Every sports fan has an experience with sentiment. Whether it be a team you love regardless of their performance or a special rookie card you acquired of your favorite player. Stuff like this has a huge impact on us. For me, my most prized possession is a ball. Signed by nobody, worn to the point where it doesn't hold 10 psi for longer than 5 minutes. Its a ball that would be lucky to go for $5 on eBay. But to me, this ball means everything.
When I was living in Japan, I had my first serious introduction to rugby. Japan is a huge rugby nation. Which was surprising to me. Growing up occasionally seeing a rugby game in passing or watching movies like "Forever Strong," I always assumed you had to be huge and dense to play rugby successfully. Despite the stereotype of Japanese people being small, those little dudes had a bone-crushing national team that has taken down huge rugby nations like South Africa, England, Scotland, and Ireland.
As my curiosity in this brutal sport grew, I asked one of my friends to teach me how to play. We gathered a crew and started a game. Then, the first time I ever touched a rugby ball, I received a pass and immediately was knocked back 20 feet by a Polynesian mountain of a man. I was hooked. Rugby immediately became the force that seemed to pump the blood through my veins. I loved it.

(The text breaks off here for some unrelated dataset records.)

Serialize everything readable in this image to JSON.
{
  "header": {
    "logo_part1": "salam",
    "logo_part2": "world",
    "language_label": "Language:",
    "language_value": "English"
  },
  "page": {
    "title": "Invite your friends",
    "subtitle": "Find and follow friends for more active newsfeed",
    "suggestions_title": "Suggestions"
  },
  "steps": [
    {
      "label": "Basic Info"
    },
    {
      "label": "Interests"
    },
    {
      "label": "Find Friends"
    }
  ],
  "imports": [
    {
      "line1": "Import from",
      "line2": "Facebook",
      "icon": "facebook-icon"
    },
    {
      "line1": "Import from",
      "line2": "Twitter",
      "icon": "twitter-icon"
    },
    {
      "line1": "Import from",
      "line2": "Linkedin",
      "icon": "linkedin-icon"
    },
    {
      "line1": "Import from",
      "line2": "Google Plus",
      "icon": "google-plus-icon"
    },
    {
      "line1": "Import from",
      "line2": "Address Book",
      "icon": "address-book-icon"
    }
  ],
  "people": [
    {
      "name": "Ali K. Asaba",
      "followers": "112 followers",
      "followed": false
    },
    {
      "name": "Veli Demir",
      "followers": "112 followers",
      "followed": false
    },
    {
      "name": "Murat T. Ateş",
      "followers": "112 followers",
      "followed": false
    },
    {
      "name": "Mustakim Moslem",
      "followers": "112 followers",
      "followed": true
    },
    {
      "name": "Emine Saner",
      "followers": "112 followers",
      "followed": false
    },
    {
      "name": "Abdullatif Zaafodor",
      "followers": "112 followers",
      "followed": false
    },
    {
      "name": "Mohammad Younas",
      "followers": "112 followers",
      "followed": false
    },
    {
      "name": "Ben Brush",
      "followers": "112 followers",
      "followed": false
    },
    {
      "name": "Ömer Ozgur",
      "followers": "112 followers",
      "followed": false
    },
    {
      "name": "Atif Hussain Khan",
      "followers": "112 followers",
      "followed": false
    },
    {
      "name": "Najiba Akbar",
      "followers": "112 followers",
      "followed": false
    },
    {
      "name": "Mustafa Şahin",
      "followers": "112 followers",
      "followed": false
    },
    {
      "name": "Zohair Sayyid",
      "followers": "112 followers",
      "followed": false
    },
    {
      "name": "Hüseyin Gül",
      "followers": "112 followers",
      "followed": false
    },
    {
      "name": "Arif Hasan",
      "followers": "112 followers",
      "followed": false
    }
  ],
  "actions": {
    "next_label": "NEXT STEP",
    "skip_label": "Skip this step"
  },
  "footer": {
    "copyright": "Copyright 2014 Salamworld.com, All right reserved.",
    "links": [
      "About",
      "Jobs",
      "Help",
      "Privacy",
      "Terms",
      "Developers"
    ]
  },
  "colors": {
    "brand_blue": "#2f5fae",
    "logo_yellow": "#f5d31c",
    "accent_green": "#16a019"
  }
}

Years later, I tracked down that friend who taught me how to play and asked him if he still had that ball. I gave him some money and he shipped it to me the next day. Now that ball holds a proud position in my office. Despite how tattered and faded it is, it is of more worth to me than my $150 dollar pro match ball. Not because of its actual value (less than $20 in its prime,) but because that was the ball that taught me what it was like to be a rugger.